Destruction Of Blacks Allowed Again
Outrage.
I keep searching inside for another response, some finer, more reasoned thing to feel. But outrage is all I find.
I’ve just finished reading “Dark Alliance: The Story Behind the Crack Explosion,” a three-part series published in August by the San Jose Mercury News.
Among the key allegations in reporter Gary Webb’s story is that, in the early ‘80s, a drug ring composed of key Nicaraguan contras sold tons of cocaine to black Los Angeles street gangs and used the profits to fund their army. His bombshell is that the U.S. Central Intelligence Agency had to have known about the contra drug gang, given that the agency was funding, recruiting for and essentially running the entire contra operation.
In Webb’s telling, then, the CIA was complicit, if only tacitly, in urban America’s slow death by crack cocaine.
Which brings us, inevitably, back to outrage.
How many people do you figure we’ve lost to this insidious white rock? How many toddlers gunned down on front stoops? How many store clerks murdered for the contents of the till? How many law officers butchered in the line of duty? How many mothers who sold their bodies and fathers who sold their souls?

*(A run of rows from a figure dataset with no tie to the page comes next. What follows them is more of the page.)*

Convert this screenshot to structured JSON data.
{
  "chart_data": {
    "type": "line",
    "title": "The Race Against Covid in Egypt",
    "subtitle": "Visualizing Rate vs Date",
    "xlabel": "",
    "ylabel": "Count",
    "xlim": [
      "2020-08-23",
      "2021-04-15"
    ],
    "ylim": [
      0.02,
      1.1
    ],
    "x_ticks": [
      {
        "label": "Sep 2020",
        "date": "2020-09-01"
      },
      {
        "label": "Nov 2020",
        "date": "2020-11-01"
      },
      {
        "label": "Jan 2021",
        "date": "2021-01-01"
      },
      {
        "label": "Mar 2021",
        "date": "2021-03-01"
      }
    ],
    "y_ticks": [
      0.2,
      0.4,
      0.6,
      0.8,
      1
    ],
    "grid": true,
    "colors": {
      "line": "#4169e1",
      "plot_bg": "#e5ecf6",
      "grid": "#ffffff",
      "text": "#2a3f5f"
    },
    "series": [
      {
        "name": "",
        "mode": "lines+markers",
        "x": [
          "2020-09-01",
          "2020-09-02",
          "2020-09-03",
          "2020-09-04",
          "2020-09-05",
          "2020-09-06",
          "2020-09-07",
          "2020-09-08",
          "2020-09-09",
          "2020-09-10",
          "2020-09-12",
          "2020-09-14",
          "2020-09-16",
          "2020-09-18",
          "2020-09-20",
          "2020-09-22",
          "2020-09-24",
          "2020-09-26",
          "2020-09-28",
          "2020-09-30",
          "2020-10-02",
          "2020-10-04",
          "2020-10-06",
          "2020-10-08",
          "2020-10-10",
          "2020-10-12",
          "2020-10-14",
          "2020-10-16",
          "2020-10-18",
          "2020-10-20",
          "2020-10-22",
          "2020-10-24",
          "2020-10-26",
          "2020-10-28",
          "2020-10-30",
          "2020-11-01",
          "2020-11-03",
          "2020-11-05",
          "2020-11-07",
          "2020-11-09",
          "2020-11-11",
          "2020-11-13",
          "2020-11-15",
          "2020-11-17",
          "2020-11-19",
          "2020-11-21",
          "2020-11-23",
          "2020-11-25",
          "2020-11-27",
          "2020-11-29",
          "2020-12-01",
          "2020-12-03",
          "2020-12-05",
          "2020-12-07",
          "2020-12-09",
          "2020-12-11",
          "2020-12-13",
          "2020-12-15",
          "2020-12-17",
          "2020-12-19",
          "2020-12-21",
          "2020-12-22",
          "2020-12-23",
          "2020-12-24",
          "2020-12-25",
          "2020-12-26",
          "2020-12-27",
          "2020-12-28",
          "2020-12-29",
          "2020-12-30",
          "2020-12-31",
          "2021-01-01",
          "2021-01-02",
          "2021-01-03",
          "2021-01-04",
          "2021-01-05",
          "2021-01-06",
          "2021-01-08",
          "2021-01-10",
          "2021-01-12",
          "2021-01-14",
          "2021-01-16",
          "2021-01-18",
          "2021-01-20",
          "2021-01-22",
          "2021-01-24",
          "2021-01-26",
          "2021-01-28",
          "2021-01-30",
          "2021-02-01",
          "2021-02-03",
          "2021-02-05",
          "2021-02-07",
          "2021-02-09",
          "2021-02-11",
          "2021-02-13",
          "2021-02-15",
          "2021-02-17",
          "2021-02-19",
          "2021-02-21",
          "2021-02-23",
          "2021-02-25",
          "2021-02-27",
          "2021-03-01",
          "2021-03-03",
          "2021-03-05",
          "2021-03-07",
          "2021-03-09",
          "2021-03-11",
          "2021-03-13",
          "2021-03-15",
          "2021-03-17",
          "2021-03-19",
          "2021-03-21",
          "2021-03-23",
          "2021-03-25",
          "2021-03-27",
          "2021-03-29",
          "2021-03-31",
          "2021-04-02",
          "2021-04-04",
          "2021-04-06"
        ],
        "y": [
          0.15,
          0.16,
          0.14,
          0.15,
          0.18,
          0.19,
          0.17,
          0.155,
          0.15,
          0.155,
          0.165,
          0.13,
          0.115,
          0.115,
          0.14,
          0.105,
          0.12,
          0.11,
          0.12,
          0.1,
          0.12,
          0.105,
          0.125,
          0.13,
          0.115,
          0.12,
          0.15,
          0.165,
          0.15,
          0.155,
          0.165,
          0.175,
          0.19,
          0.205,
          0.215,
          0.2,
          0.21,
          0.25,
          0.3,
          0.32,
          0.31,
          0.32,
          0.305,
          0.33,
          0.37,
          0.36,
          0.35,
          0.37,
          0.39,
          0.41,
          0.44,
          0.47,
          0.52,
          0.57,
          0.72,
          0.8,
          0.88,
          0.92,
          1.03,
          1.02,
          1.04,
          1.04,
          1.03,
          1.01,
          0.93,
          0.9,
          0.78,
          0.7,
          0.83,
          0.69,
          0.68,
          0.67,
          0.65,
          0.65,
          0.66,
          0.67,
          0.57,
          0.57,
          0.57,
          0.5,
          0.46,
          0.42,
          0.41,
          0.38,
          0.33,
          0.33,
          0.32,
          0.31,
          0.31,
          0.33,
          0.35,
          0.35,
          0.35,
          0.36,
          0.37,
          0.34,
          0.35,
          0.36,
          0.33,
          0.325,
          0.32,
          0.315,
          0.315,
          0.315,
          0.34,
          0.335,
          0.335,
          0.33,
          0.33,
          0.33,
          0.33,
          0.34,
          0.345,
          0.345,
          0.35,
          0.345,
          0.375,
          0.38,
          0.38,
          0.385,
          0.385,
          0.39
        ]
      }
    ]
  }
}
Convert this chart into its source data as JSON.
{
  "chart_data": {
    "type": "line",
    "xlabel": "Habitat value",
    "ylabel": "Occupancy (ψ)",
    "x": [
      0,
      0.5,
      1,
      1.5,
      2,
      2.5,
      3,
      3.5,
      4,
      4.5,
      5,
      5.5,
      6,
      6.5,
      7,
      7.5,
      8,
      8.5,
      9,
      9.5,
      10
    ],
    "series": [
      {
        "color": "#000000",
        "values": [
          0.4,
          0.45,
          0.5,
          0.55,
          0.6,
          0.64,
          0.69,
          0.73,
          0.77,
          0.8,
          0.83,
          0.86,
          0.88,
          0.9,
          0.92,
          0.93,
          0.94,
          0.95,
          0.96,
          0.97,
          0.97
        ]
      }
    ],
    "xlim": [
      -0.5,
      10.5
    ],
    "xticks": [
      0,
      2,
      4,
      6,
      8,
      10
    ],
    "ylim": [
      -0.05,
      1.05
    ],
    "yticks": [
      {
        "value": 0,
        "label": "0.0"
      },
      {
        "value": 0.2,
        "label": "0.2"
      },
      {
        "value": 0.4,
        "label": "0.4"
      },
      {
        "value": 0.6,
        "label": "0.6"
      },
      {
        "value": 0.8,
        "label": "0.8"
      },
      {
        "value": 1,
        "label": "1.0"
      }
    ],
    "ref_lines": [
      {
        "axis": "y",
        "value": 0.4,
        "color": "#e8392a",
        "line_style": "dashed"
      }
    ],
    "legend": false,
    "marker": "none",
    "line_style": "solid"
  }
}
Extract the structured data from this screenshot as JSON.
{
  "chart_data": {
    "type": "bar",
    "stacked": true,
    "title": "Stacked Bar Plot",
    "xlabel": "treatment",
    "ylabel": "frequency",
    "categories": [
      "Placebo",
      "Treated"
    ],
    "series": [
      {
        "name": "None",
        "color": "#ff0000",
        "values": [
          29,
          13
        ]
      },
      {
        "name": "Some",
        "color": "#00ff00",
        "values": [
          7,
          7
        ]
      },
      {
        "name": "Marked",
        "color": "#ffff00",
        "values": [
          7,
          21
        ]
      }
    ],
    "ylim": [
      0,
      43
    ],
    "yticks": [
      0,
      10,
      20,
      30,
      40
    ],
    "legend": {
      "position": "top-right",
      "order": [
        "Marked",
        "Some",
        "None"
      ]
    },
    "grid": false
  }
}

Me, I lost a cousin. When we were children together, he was a robust boy of many talents. Now I don’t know him. He’s a shrunken man who shuffles through his days searching endlessly for the next crack high. There’s so much he could have been, it makes me ache to see what he has become.
Outrage.
I was once taught that government exists to serve and protect its citizens. But it’s never been that simple when the citizens are black. Is it even credible to think the CIA would have stood aside and allowed foreign agents to pump deadly drugs into a white community? No. But we’re talking about a black community, so the allegation is at least that.
After all, when the choice is between expedience and the civil and human rights of black people, it’s not exactly unprecedented for the feds to sell us out. I’m reminded of the infamous Tuskegee Experiment, where the government allowed 412 African-American men to go 40 years without telling them that they had syphilis in order to determine if the effects of the disease varied according to race.
Ultimately, there’s not a dime’s worth of difference between what they did then and what they are alleged to have done now. Each makes the same damnable statement: that the government considers us expendable and our lives worth less.
I think of Ronald Reagan and Oliver North singing hosannas to their beloved contras while the contras were allegedly poisoning places and people I love, and it makes me sick.
As a result of the Mercury News series, black leaders have made predictable demands. Before long, government officials will probably make predictable promises.
But I can’t muster much interest because I can’t get past this feeling that sits in my throat like a stone. I think of lives smoked up in crack pipes and I hear all those angry brothers decrying a conspiracy to destroy them.
I’ve never put stock in that. “Conspiracy” implies proactivity, an organized and concerted strategy.
Instead, I’ve long believed America practices what I call malevolent neglect. That is, less an active crusade to destroy black folk than a willingness to allow it to happen. Yet the distinction has come to mean less to me than it once did, because we’re talking about divergent roads that lead to the same destination, the same destruction.
In a better world, I could laugh off Gary Webb’s charges with a single emphatic reply: This country doesn’t do such things.
But I can’t laugh, I can only hope, because God help us, this country does.